I kinda blew it at the beer store on Thursday, but rest assured all will be well in due time, I swear.
It was shite and briny on Thursday morn when I made my way through the portals of the highly acclaimed, world renown Morris Beer Store. I had plenty of time. All the Oktoberfest hoopla was behind us and I was in the mood for a “mystery beer,” one that I haven’t had before and one that didn’t have some seasonal tag on its label.
I scanned my way, left to right, down, then right to left across the craft beer shelves. Man, there were a lot of new names here I haven’t heard of before. Some of the heretofore unheard of brews had some hefty price tags, some even over 10 bucks. There were 4-packs on the shelves. More bottles with gold leaf foil wrappers adorning the tops. It’s becoming a classy place, I thought to myself.
Somewhere down on the third shelf, a name caught my eye. It was a Belgian ale. The price was right. I bought it. I brought it home and just before I stashed it in the beer fridge, I checked the label. What I had bought was a Belgian White Wheat beer, or Witbeer which was the same damn kind of beer I reviewed last week!
As the day wore on, I got to thinking. Hell, as much as I like wheat beer, I really don’t want to put off the readers and have them think I’m in a rut by reviewing another wheaty one for the second straight week. But before I go back to the MBS, I checked to see what I had saved from a few weeks ago.
Allow me to digress. There was a time, in between the Binny box and the trip to St. Louis on Labor Day that I had some extra overtime cash on hand. During one of those past weekly visits to the MBS I picked up two sixpacks: a review beer and an extra one just in case. That extra one got stashed for safe keeping.
That extra sixpack was now key to my peace of mind. It’s good to have a backup plan, a contingency.
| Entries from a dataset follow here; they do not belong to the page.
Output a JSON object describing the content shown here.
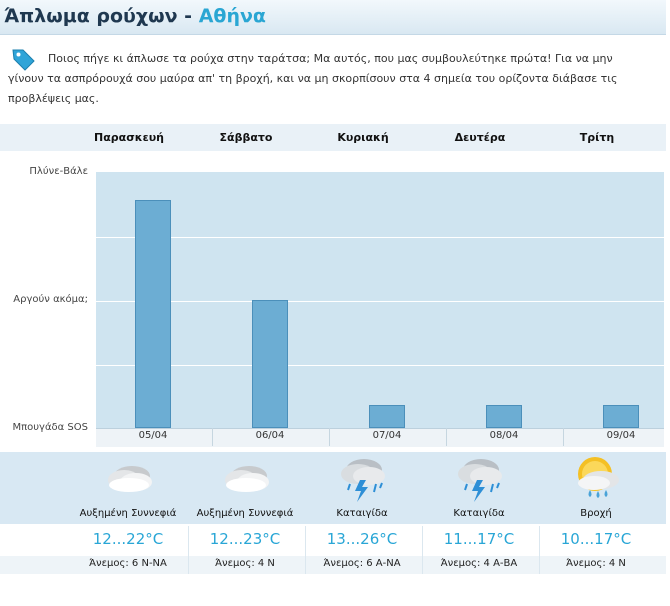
{
  "header": {
    "title_prefix": "Άπλωμα ρούχων - ",
    "city": "Αθήνα"
  },
  "intro": {
    "icon": "tag-icon",
    "text": "Ποιος πήγε κι άπλωσε τα ρούχα στην ταράτσα; Μα αυτός, που μας συμβουλεύτηκε πρώτα! Για να μην γίνουν τα ασπρόρουχά σου μαύρα απ' τη βροχή, και να μη σκορπίσουν στα 4 σημεία του ορίζοντα διάβασε τις προβλέψεις μας."
  },
  "days": [
    "Παρασκευή",
    "Σάββατο",
    "Κυριακή",
    "Δευτέρα",
    "Τρίτη"
  ],
  "chart_data": {
    "type": "bar",
    "categories": [
      "05/04",
      "06/04",
      "07/04",
      "08/04",
      "09/04"
    ],
    "values": [
      0.89,
      0.5,
      0.09,
      0.09,
      0.09
    ],
    "ylim": [
      0,
      1
    ],
    "ytick_labels": [
      {
        "label": "Μπουγάδα SOS",
        "value": 0
      },
      {
        "label": "Αργούν ακόμα;",
        "value": 0.5
      },
      {
        "label": "Πλύνε-Βάλε",
        "value": 1
      }
    ],
    "colors": {
      "bar": "#6cadd3",
      "plot_bg": "#cfe4f0"
    }
  },
  "forecast": [
    {
      "icon": "cloudy-icon",
      "condition": "Αυξημένη Συννεφιά",
      "temp": "12...22°C",
      "wind": "Άνεμος: 6 Ν-ΝΑ"
    },
    {
      "icon": "cloudy-icon",
      "condition": "Αυξημένη Συννεφιά",
      "temp": "12...23°C",
      "wind": "Άνεμος: 4 Ν"
    },
    {
      "icon": "thunderstorm-icon",
      "condition": "Καταιγίδα",
      "temp": "13...26°C",
      "wind": "Άνεμος: 6 Α-ΝΑ"
    },
    {
      "icon": "thunderstorm-icon",
      "condition": "Καταιγίδα",
      "temp": "11...17°C",
      "wind": "Άνεμος: 4 Α-ΒΑ"
    },
    {
      "icon": "rain-sun-icon",
      "condition": "Βροχή",
      "temp": "10...17°C",
      "wind": "Άνεμος: 4 Ν"
    }
  ]
}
In the nether regions of the Manly Garage, I found that backup sixpack. It would be perfect for the review. I dusted off the cobwebs and chucked it in the fridge for consumption.
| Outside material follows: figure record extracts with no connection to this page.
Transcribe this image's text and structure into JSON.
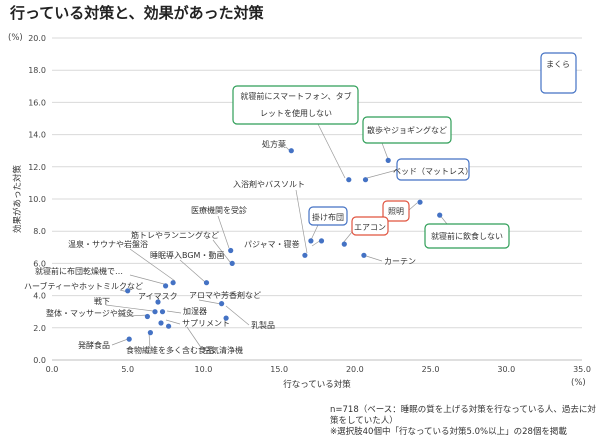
{
  "title": "行っている対策と、効果があった対策",
  "notes": [
    "n=718（ベース：睡眠の質を上げる対策を行なっている人、過去に対策をしていた人）",
    "※選択肢40個中「行なっている対策5.0%以上」の28個を掲載"
  ],
  "colors": {
    "point": "#4472c4",
    "callout_blue": "#4472c4",
    "callout_green": "#2e9e57",
    "callout_red": "#e0533f",
    "grid": "#d9d9d9",
    "leader": "#9a9a9a"
  },
  "chart_data": {
    "type": "scatter",
    "xlabel": "行なっている対策",
    "ylabel": "効果があった対策",
    "x_unit": "(%)",
    "y_unit": "(%)",
    "xlim": [
      0,
      35
    ],
    "ylim": [
      0,
      20
    ],
    "xticks": [
      "0.0",
      "5.0",
      "10.0",
      "15.0",
      "20.0",
      "25.0",
      "30.0",
      "35.0"
    ],
    "yticks": [
      "0.0",
      "2.0",
      "4.0",
      "6.0",
      "8.0",
      "10.0",
      "12.0",
      "14.0",
      "16.0",
      "18.0",
      "20.0"
    ],
    "grid": "horizontal",
    "points": [
      {
        "label": "まくら",
        "x": 33.5,
        "y": 17.3,
        "callout": "blue"
      },
      {
        "label": "就寝前にスマートフォン、タブレットを使用しない",
        "x": 19.6,
        "y": 11.2,
        "callout": "green"
      },
      {
        "label": "散歩やジョギングなど",
        "x": 22.2,
        "y": 12.4,
        "callout": "green"
      },
      {
        "label": "ベッド（マットレス）",
        "x": 20.7,
        "y": 11.2,
        "callout": "blue"
      },
      {
        "label": "処方薬",
        "x": 15.8,
        "y": 13.0
      },
      {
        "label": "入浴剤やバスソルト",
        "x": 16.7,
        "y": 6.5
      },
      {
        "label": "掛け布団",
        "x": 17.1,
        "y": 7.4,
        "callout": "blue"
      },
      {
        "label": "照明",
        "x": 24.3,
        "y": 9.8,
        "callout": "red"
      },
      {
        "label": "エアコン",
        "x": 19.3,
        "y": 7.2,
        "callout": "red"
      },
      {
        "label": "就寝前に飲食しない",
        "x": 25.6,
        "y": 9.0,
        "callout": "green"
      },
      {
        "label": "パジャマ・寝巻",
        "x": 17.8,
        "y": 7.4
      },
      {
        "label": "カーテン",
        "x": 20.6,
        "y": 6.5
      },
      {
        "label": "医療機関を受診",
        "x": 11.8,
        "y": 6.8
      },
      {
        "label": "筋トレやランニングなど",
        "x": 11.9,
        "y": 6.0
      },
      {
        "label": "温泉・サウナや岩盤浴",
        "x": 8.0,
        "y": 4.8
      },
      {
        "label": "睡眠導入BGM・動画",
        "x": 10.2,
        "y": 4.8
      },
      {
        "label": "就寝前に布団乾燥機で…",
        "x": 7.5,
        "y": 4.6
      },
      {
        "label": "ハーブティーやホットミルクなど",
        "x": 5.0,
        "y": 4.3
      },
      {
        "label": "アイマスク",
        "x": 7.0,
        "y": 3.6
      },
      {
        "label": "アロマや芳香剤など",
        "x": 11.2,
        "y": 3.5
      },
      {
        "label": "戦下",
        "x": 6.8,
        "y": 3.0
      },
      {
        "label": "加湿器",
        "x": 7.3,
        "y": 3.0
      },
      {
        "label": "整体・マッサージや鍼灸",
        "x": 6.3,
        "y": 2.7
      },
      {
        "label": "サプリメント",
        "x": 7.2,
        "y": 2.3
      },
      {
        "label": "乳製品",
        "x": 11.5,
        "y": 2.6
      },
      {
        "label": "発酵食品",
        "x": 5.1,
        "y": 1.3
      },
      {
        "label": "食物繊維を多く含む食品",
        "x": 6.5,
        "y": 1.7
      },
      {
        "label": "空気清浄機",
        "x": 7.7,
        "y": 2.1
      }
    ]
  }
}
After a stint of O.T. on Saturday, I settled in at the computer desk to partake of some Bitburger Premium Beer, brewed in Germany. This was the backup beer. A little research revealed that this was a pilsner style beer, meaning that it was brewed to be a little more hoppy (bitter) than other beers. The price sticker on one of the caps read $6.99. Not bad.
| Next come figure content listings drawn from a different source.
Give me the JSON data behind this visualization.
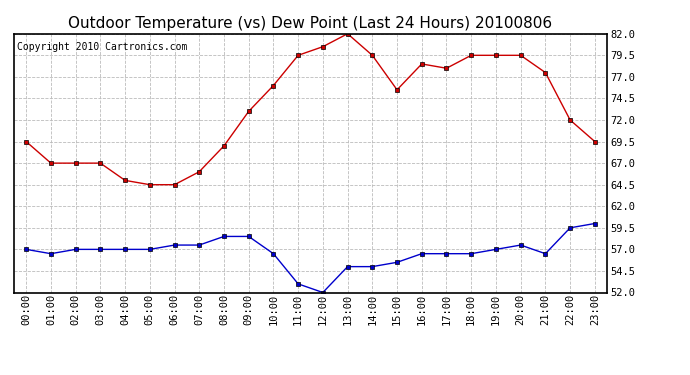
{
  "title": "Outdoor Temperature (vs) Dew Point (Last 24 Hours) 20100806",
  "copyright": "Copyright 2010 Cartronics.com",
  "x_labels": [
    "00:00",
    "01:00",
    "02:00",
    "03:00",
    "04:00",
    "05:00",
    "06:00",
    "07:00",
    "08:00",
    "09:00",
    "10:00",
    "11:00",
    "12:00",
    "13:00",
    "14:00",
    "15:00",
    "16:00",
    "17:00",
    "18:00",
    "19:00",
    "20:00",
    "21:00",
    "22:00",
    "23:00"
  ],
  "temp_values": [
    69.5,
    67.0,
    67.0,
    67.0,
    65.0,
    64.5,
    64.5,
    66.0,
    69.0,
    73.0,
    76.0,
    79.5,
    80.5,
    82.0,
    79.5,
    75.5,
    78.5,
    78.0,
    79.5,
    79.5,
    79.5,
    77.5,
    72.0,
    69.5
  ],
  "dew_values": [
    57.0,
    56.5,
    57.0,
    57.0,
    57.0,
    57.0,
    57.5,
    57.5,
    58.5,
    58.5,
    56.5,
    53.0,
    52.0,
    55.0,
    55.0,
    55.5,
    56.5,
    56.5,
    56.5,
    57.0,
    57.5,
    56.5,
    59.5,
    60.0
  ],
  "ylim": [
    52.0,
    82.0
  ],
  "yticks": [
    52.0,
    54.5,
    57.0,
    59.5,
    62.0,
    64.5,
    67.0,
    69.5,
    72.0,
    74.5,
    77.0,
    79.5,
    82.0
  ],
  "temp_color": "#cc0000",
  "dew_color": "#0000cc",
  "grid_color": "#bbbbbb",
  "bg_color": "#ffffff",
  "title_fontsize": 11,
  "copyright_fontsize": 7,
  "tick_fontsize": 7.5
}
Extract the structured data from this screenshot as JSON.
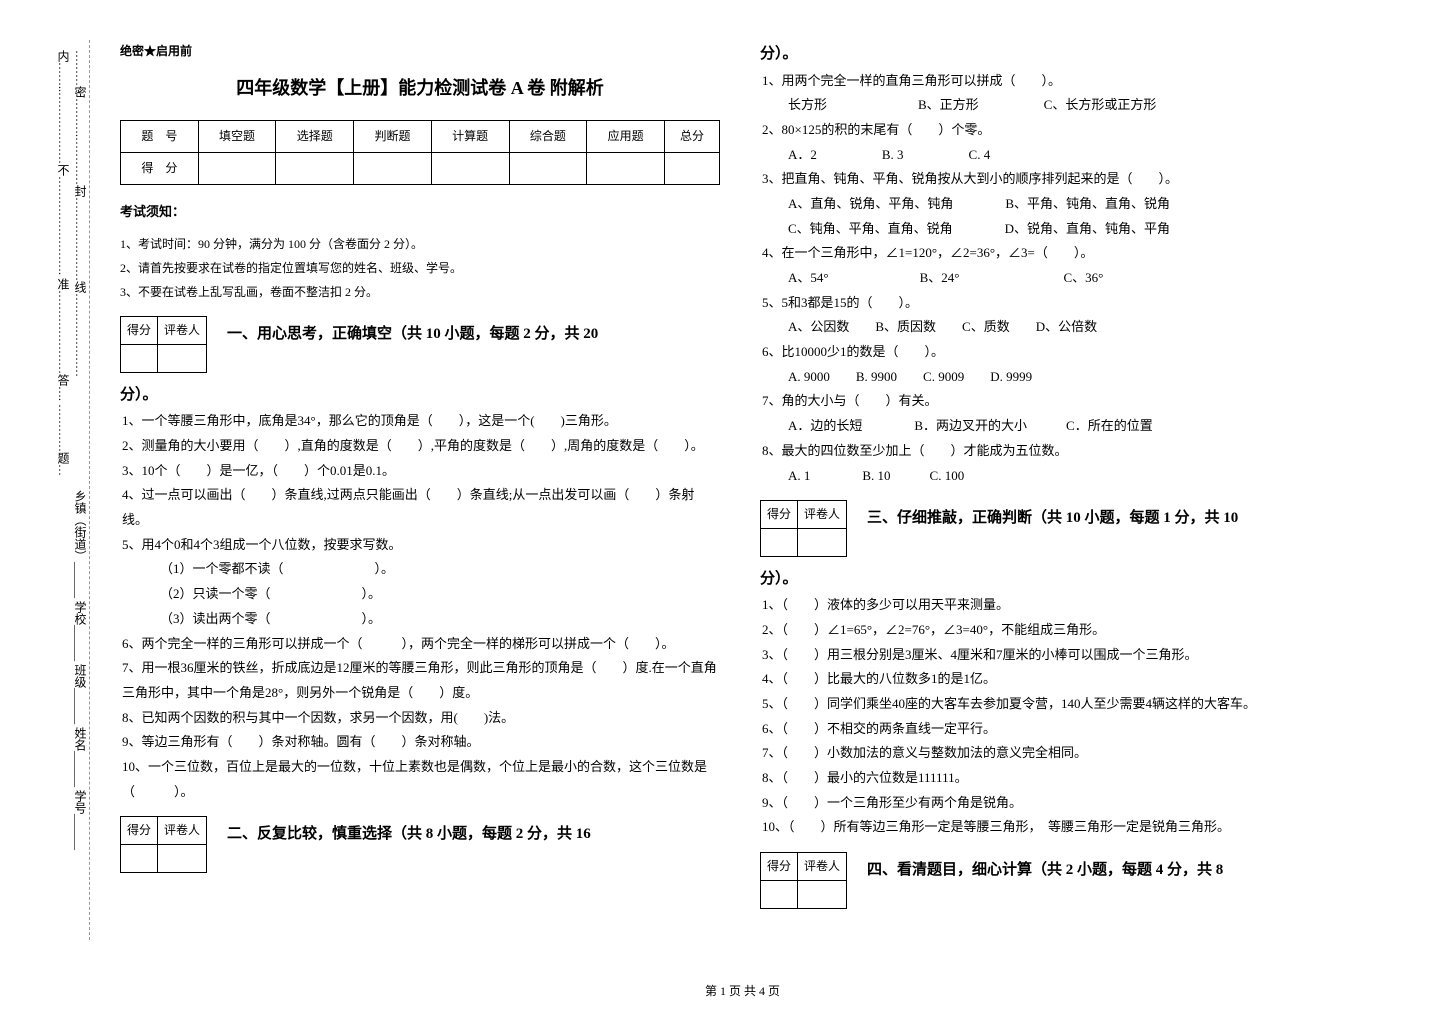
{
  "leftMargin": {
    "line1": "乡镇（街道）______ 学校______ 班级______ 姓名______ 学号______",
    "line2": "………密……….…………封…………………线…………………内……..………………不……………………. 准…………………答…. …………题…"
  },
  "secret": "绝密★启用前",
  "title": "四年级数学【上册】能力检测试卷 A 卷 附解析",
  "scoreTable": {
    "headers": [
      "题　号",
      "填空题",
      "选择题",
      "判断题",
      "计算题",
      "综合题",
      "应用题",
      "总分"
    ],
    "row2": "得　分"
  },
  "noticeTitle": "考试须知：",
  "notices": [
    "1、考试时间：90 分钟，满分为 100 分（含卷面分 2 分）。",
    "2、请首先按要求在试卷的指定位置填写您的姓名、班级、学号。",
    "3、不要在试卷上乱写乱画，卷面不整洁扣 2 分。"
  ],
  "scoreBox": {
    "c1": "得分",
    "c2": "评卷人"
  },
  "section1": {
    "title": "一、用心思考，正确填空（共 10 小题，每题 2 分，共 20",
    "titleCont": "分）。",
    "questions": [
      "1、一个等腰三角形中，底角是34°，那么它的顶角是（　　），这是一个(　　)三角形。",
      "2、测量角的大小要用（　　）,直角的度数是（　　）,平角的度数是（　　）,周角的度数是（　　）。",
      "3、10个（　　）是一亿，（　　）个0.01是0.1。",
      "4、过一点可以画出（　　）条直线,过两点只能画出（　　）条直线;从一点出发可以画（　　）条射线。",
      "5、用4个0和4个3组成一个八位数，按要求写数。"
    ],
    "sub5": [
      "（1）一个零都不读（　　　　　　　）。",
      "（2）只读一个零（　　　　　　　）。",
      "（3）读出两个零（　　　　　　　）。"
    ],
    "questions2": [
      "6、两个完全一样的三角形可以拼成一个（　　　），两个完全一样的梯形可以拼成一个（　　）。",
      "7、用一根36厘米的铁丝，折成底边是12厘米的等腰三角形，则此三角形的顶角是（　　）度.在一个直角三角形中，其中一个角是28°，则另外一个锐角是（　　）度。",
      "8、已知两个因数的积与其中一个因数，求另一个因数，用(　　)法。",
      "9、等边三角形有（　　）条对称轴。圆有（　　）条对称轴。",
      "10、一个三位数，百位上是最大的一位数，十位上素数也是偶数，个位上是最小的合数，这个三位数是（　　　）。"
    ]
  },
  "section2": {
    "title": "二、反复比较，慎重选择（共 8 小题，每题 2 分，共 16",
    "titleCont": "分）。",
    "questions": [
      "1、用两个完全一样的直角三角形可以拼成（　　）。",
      "　　长方形　　　　　　　B、正方形　　　　　C、长方形或正方形",
      "2、80×125的积的末尾有（　　）个零。",
      "　　A．2　　　　　B. 3　　　　　C. 4",
      "3、把直角、钝角、平角、锐角按从大到小的顺序排列起来的是（　　）。",
      "　　A、直角、锐角、平角、钝角　　　　B、平角、钝角、直角、锐角",
      "　　C、钝角、平角、直角、锐角　　　　D、锐角、直角、钝角、平角",
      "4、在一个三角形中，∠1=120°，∠2=36°，∠3=（　　）。",
      "　　A、54°　　　　　　　B、24°　　　　　　　　C、36°",
      "5、5和3都是15的（　　）。",
      "　　A、公因数　　B、质因数　　C、质数　　D、公倍数",
      "6、比10000少1的数是（　　）。",
      "　　A. 9000　　B. 9900　　C. 9009　　D. 9999",
      "7、角的大小与（　　）有关。",
      "　　A．边的长短　　　　B．两边叉开的大小　　　C．所在的位置",
      "8、最大的四位数至少加上（　　）才能成为五位数。",
      "　　A. 1　　　　B. 10　　　C. 100"
    ]
  },
  "section3": {
    "title": "三、仔细推敲，正确判断（共 10 小题，每题 1 分，共 10",
    "titleCont": "分）。",
    "questions": [
      "1、（　　）液体的多少可以用天平来测量。",
      "2、（　　）∠1=65°，∠2=76°，∠3=40°，不能组成三角形。",
      "3、（　　）用三根分别是3厘米、4厘米和7厘米的小棒可以围成一个三角形。",
      "4、（　　）比最大的八位数多1的是1亿。",
      "5、（　　）同学们乘坐40座的大客车去参加夏令营，140人至少需要4辆这样的大客车。",
      "6、（　　）不相交的两条直线一定平行。",
      "7、（　　）小数加法的意义与整数加法的意义完全相同。",
      "8、（　　）最小的六位数是111111。",
      "9、（　　）一个三角形至少有两个角是锐角。",
      "10、（　　）所有等边三角形一定是等腰三角形，　等腰三角形一定是锐角三角形。"
    ]
  },
  "section4": {
    "title": "四、看清题目，细心计算（共 2 小题，每题 4 分，共 8"
  },
  "footer": "第 1 页 共 4 页"
}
I decapped and poured. The beer had a rather pale but clear yellow tinge to it and the head came up only minimally. But is it the beer or the glass? Who knows. There was a medium population of medium bubbles slowly floating to the top. There was not much of an aroma; just a slight hint of beer right at the surface. Lets swill some.
The first sip hit with a lot of taste and there was a nice crispness right before it went down. It seemed to be an almost perfect mix of taste and hops. By the third sip the taste smoothed out and the joy of beer came forth. This brew packs a nice flavor, it doesn’t taste thin, and it has a nice whang at the end. The flavor stays dominant over the bitterness. As time went on, the flavor stood forth proclaimed dominion over all, and its empire lasted through six generations of bottles.
This is a great sippin’ beer. Each sip greets the tastebuds as if they’re good friends who’ve been separated for a while. This should be the first beer to meet your mouth after a long day at work. Each swallow is a treat. Each successive swallow is just as flavorful as the first one. When you pour this beer into your glass, don’t tilt the glass. Pour it straight down the pipe and get all that flavor roiling. The foam in the head won’t care.
You should definitely buy this beer and try it on a fresh palate. It’s a great tasty treat for your body and your mind. After drinking this beer, you’ll not only thank the brewer but also that fabled unknown culture that invented beer over 2500 years ago. Glory, glory, ’tis a good day for a beer.
Taste: A- > The taste rules. Not with an iron fist, but rather a feather pillow.
Smoothness: A- > Like when you get on a bicycle again after a long while.
Drinkability: B- > Save the last one or two for another slug to the tastebuds later.
Bang for the buck: B+ > Worth the price just for the taste experience alone.
Wife’s all-encompassing opinion: (Sip.)… (sip)…”I find it a little bitter and drying. (sip)Yeah, I don’t think it’s as great as you think. It’s not something I would drink. Any more. Of. (I knew the first part was coming but not the last part.)